This article appears in the following Literary and Linguistic Computing issue: Special Issue 'Computing the Edition' [View the issue table of contents]

Editing Environments: The Architecture of Electronic Texts

Neil Fraistat

Maryland Institute for Technology in the Humanities (MITH), University of Maryland

Steven E. Jones

Department of English, Loyola University

Correspondence: Neil Fraistat, Maryland Institute for Technology in the Humanities (MITH), McKeldin Library, University of Maryland, College Park, MD 20740, USA. E-mail: fraistat{at}umd.edu

   Abstract

Immersive multimedia performances, especially in the theater, installation art, and computer games, suggest to us interesting models for reconceiving the possibilities of textual editing in digital media. Traditionally, textual editions have taken different forms for different audiences of readers.

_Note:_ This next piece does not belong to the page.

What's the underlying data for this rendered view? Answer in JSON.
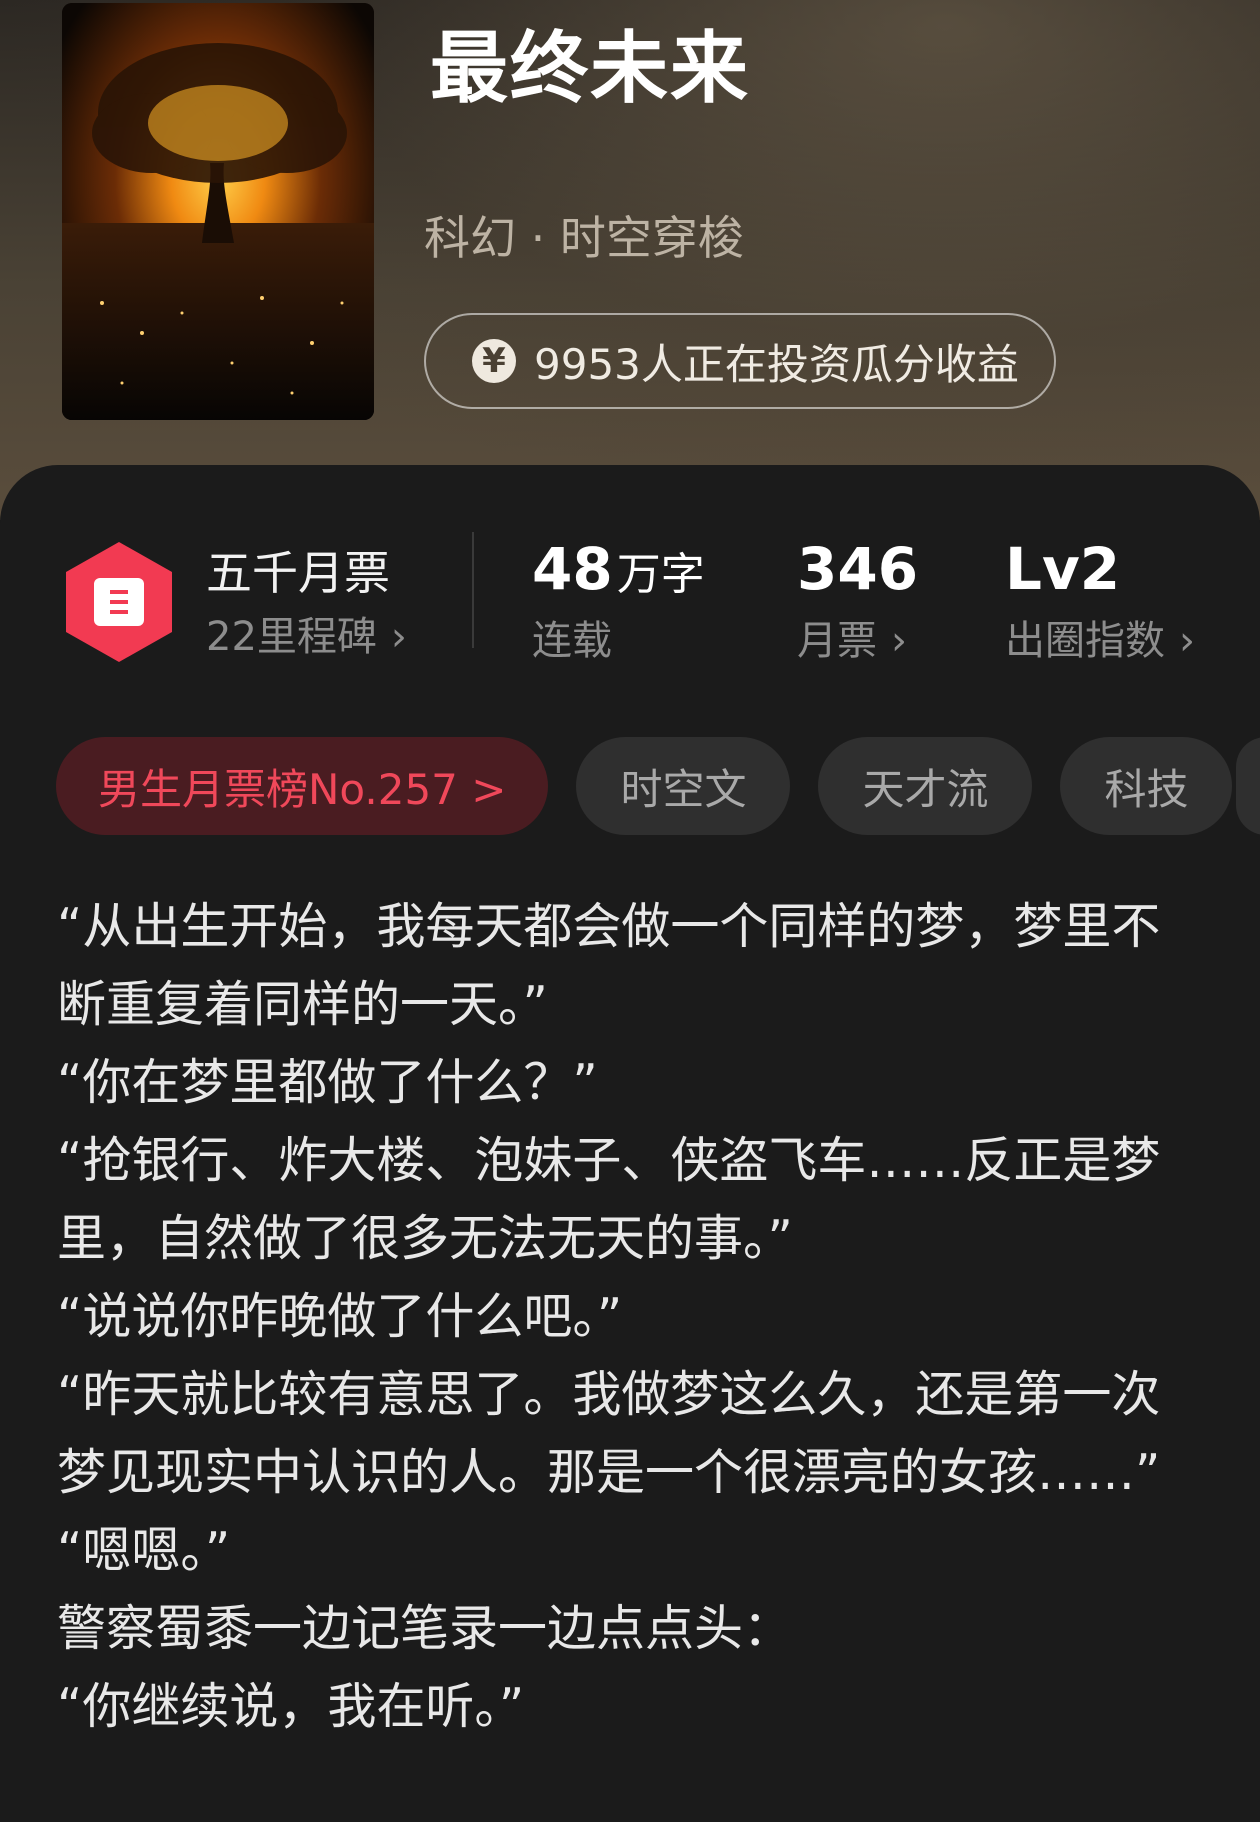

Editing protocols, including the critical apparatus, are determined in part by those forms. Mostly this has meant conceiving of a given text as produced for a scholarly, classroom, or popular audience. However different these types of editions, they share familiar textual ontologies, developed primarily over the past 200 years and based on print technology. We suggest instead that editors begin thinking of digital editions primarily as ‘editorial environments’, with spatial, temporal, procedural, performative, and participatory properties. An electronic edition is always already a virtual world. A digital edition is an electronic environment. Citing as an example our experiment in the MOO with Shelley's sonnet ‘Ozymandias’, we imagine the role of the editor as textual ecologist/dramaturge/gamemaster, maximizing the resources of digital environments.